The Origins of Silver Currency

Silver has been used as currency for many thousands of years. The first currency of the modern man - Greek state - was called the Phoenix. It was originally issued in 1828 in the form of a silver coin equal in value to the French Franc. Its official denomination was the lepton and 1 phoenix equaled 100 lepta at the time.

The name taken was that of the mythical Phoenix bird, and was meant to symbolize the rebirth of Greece. The myth of this bird derives from ancient Egyptian mythology. The Phoenix is a mythical sacred firebird said to live for either 500 or 1461 years. The male bird with beautiful gold and red plumage builds itself a nest of cinnamon twigs at the end of its life and then ignites it. Both nest and bird burn fiercely and are reduced to ashes and from the ashes a new, young phoenix would rise.

In the late 15th century in Germany silver coins were being used amongst the locals - these silver coins were called Talers. This word has been translated from German into many other languages including English resulting in the word “daler,” and eventually dollar. So the word dollar is not unique to the US.

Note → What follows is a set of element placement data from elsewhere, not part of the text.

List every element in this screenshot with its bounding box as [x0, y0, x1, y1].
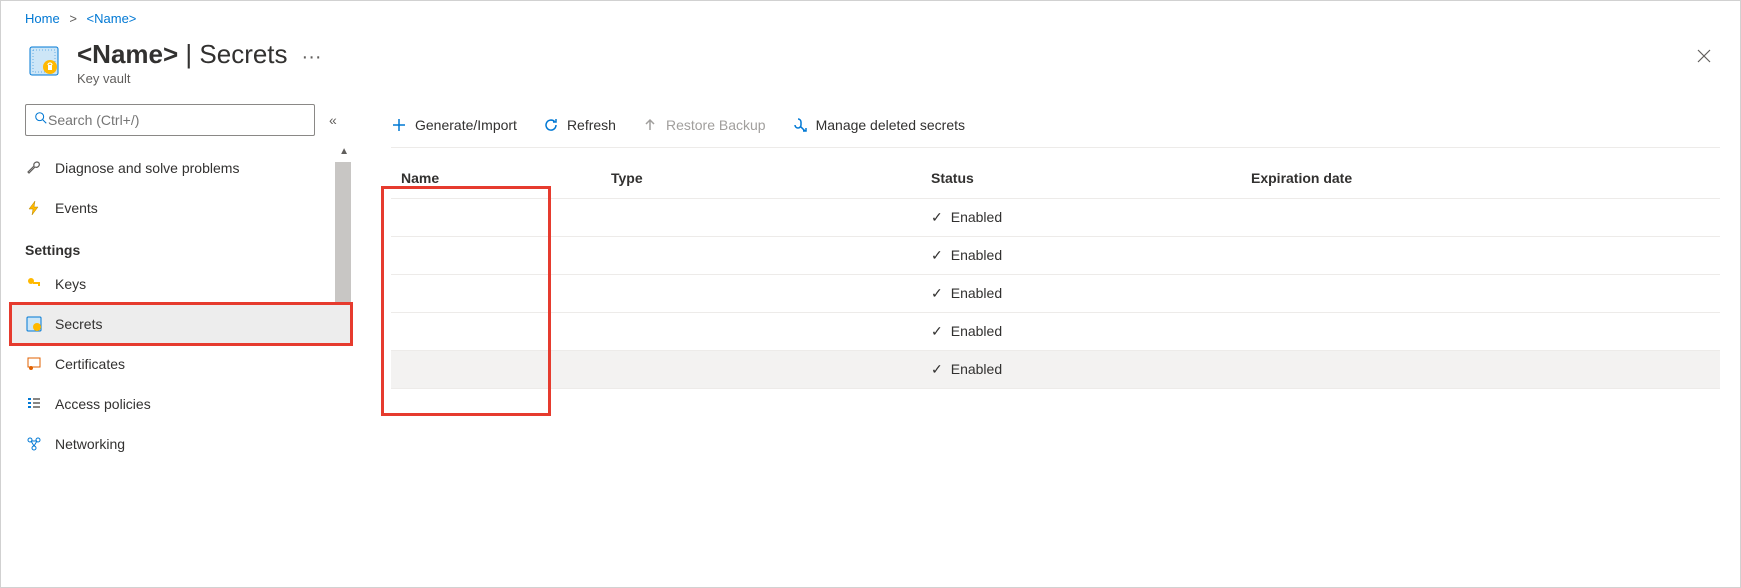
breadcrumb-resource[interactable]: <Name> [87, 11, 137, 26]
col-header-expiration[interactable]: Expiration date [1241, 160, 1720, 199]
search-box[interactable] [25, 104, 315, 136]
sidebar-nav: Diagnose and solve problems Events Setti… [11, 148, 351, 464]
sidebar-item-certificates[interactable]: Certificates [11, 344, 351, 384]
cert-icon [25, 355, 43, 373]
bolt-icon [25, 199, 43, 217]
sidebar-item-label: Access policies [55, 396, 151, 412]
cell-status: ✓Enabled [921, 312, 1241, 350]
breadcrumb-home[interactable]: Home [25, 11, 60, 26]
scrollbar-thumb[interactable] [335, 162, 351, 302]
table-row[interactable]: ✓Enabled [391, 350, 1720, 388]
cell-expiration [1241, 274, 1720, 312]
cell-expiration [1241, 350, 1720, 388]
page-title-section: Secrets [199, 39, 287, 69]
check-icon: ✓ [931, 247, 943, 264]
search-input[interactable] [48, 112, 306, 128]
sidebar-item-label: Keys [55, 276, 86, 292]
wrench-icon [25, 159, 43, 177]
check-icon: ✓ [931, 285, 943, 302]
network-icon [25, 435, 43, 453]
cell-type [601, 274, 921, 312]
cell-expiration [1241, 236, 1720, 274]
toolbar: Generate/Import Refresh Restore Backup M… [391, 104, 1720, 148]
sidebar-item-secrets[interactable]: Secrets [11, 304, 351, 344]
table-row[interactable]: ✓Enabled [391, 198, 1720, 236]
policies-icon [25, 395, 43, 413]
key-icon [25, 275, 43, 293]
table-row[interactable]: ✓Enabled [391, 236, 1720, 274]
manage-deleted-button[interactable]: Manage deleted secrets [792, 117, 965, 133]
search-icon [34, 111, 48, 128]
sidebar-item-label: Diagnose and solve problems [55, 160, 239, 176]
secrets-table: Name Type Status Expiration date ✓Enable… [391, 160, 1720, 389]
cell-type [601, 198, 921, 236]
restore-backup-button: Restore Backup [642, 117, 766, 133]
check-icon: ✓ [931, 209, 943, 226]
main-content: Generate/Import Refresh Restore Backup M… [351, 104, 1740, 570]
sidebar-item-label: Networking [55, 436, 125, 452]
cell-name[interactable] [391, 198, 601, 236]
cell-name[interactable] [391, 274, 601, 312]
sidebar-item-label: Events [55, 200, 98, 216]
breadcrumb-sep: > [63, 11, 83, 26]
table-row[interactable]: ✓Enabled [391, 274, 1720, 312]
breadcrumb: Home > <Name> [1, 1, 1740, 40]
blade-header: <Name> | Secrets Key vault ··· [1, 40, 1740, 104]
col-header-name[interactable]: Name [391, 160, 601, 199]
manage-deleted-label: Manage deleted secrets [816, 117, 965, 133]
more-button[interactable]: ··· [302, 40, 322, 69]
sidebar-item-label: Certificates [55, 356, 125, 372]
cell-type [601, 350, 921, 388]
collapse-sidebar-button[interactable]: « [323, 106, 343, 134]
sidebar-item-events[interactable]: Events [11, 188, 351, 228]
cell-status: ✓Enabled [921, 274, 1241, 312]
page-title-sep: | [178, 39, 199, 69]
col-header-status[interactable]: Status [921, 160, 1241, 199]
cell-name[interactable] [391, 236, 601, 274]
refresh-button[interactable]: Refresh [543, 117, 616, 133]
page-title-block: <Name> | Secrets Key vault [77, 40, 288, 86]
body: « ▲ Diagnose and solve problems Events S… [1, 104, 1740, 570]
cell-status: ✓Enabled [921, 198, 1241, 236]
col-header-type[interactable]: Type [601, 160, 921, 199]
cell-name[interactable] [391, 350, 601, 388]
sidebar-item-access-policies[interactable]: Access policies [11, 384, 351, 424]
cell-expiration [1241, 312, 1720, 350]
check-icon: ✓ [931, 361, 943, 378]
page-subtitle: Key vault [77, 71, 288, 86]
generate-import-label: Generate/Import [415, 117, 517, 133]
sidebar: « ▲ Diagnose and solve problems Events S… [1, 104, 351, 570]
vault-icon [25, 315, 43, 333]
cell-type [601, 236, 921, 274]
sidebar-item-networking[interactable]: Networking [11, 424, 351, 464]
restore-backup-label: Restore Backup [666, 117, 766, 133]
sidebar-item-diagnose[interactable]: Diagnose and solve problems [11, 148, 351, 188]
generate-import-button[interactable]: Generate/Import [391, 117, 517, 133]
keyvault-icon [25, 42, 63, 80]
table-row[interactable]: ✓Enabled [391, 312, 1720, 350]
page-title: <Name> | Secrets [77, 40, 288, 69]
page-title-name: <Name> [77, 39, 178, 69]
cell-status: ✓Enabled [921, 236, 1241, 274]
check-icon: ✓ [931, 323, 943, 340]
close-button[interactable] [1688, 40, 1720, 72]
cell-expiration [1241, 198, 1720, 236]
scroll-up-arrow[interactable]: ▲ [339, 146, 349, 157]
cell-type [601, 312, 921, 350]
cell-name[interactable] [391, 312, 601, 350]
refresh-label: Refresh [567, 117, 616, 133]
sidebar-item-label: Secrets [55, 316, 102, 332]
sidebar-item-keys[interactable]: Keys [11, 264, 351, 304]
cell-status: ✓Enabled [921, 350, 1241, 388]
sidebar-group-settings: Settings [11, 228, 351, 264]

James VI of Scotland struck a 30-shilling coin between 1567 and 1571 generally called the Sword Dollar due to his depiction on the obverse holding a sword.

Charles II of England (1660-1685) struck the Double Merk of 1578 - this piece was called the Thistle Dollar.

Many of these early examples of silver coins can still be found in museums, private collections and, who knows, perhaps many more may be found on future treasure hunts.

For those embarking on a hobby or investment of collecting silver coins, there are certainly some fascinating coins to browse and collect.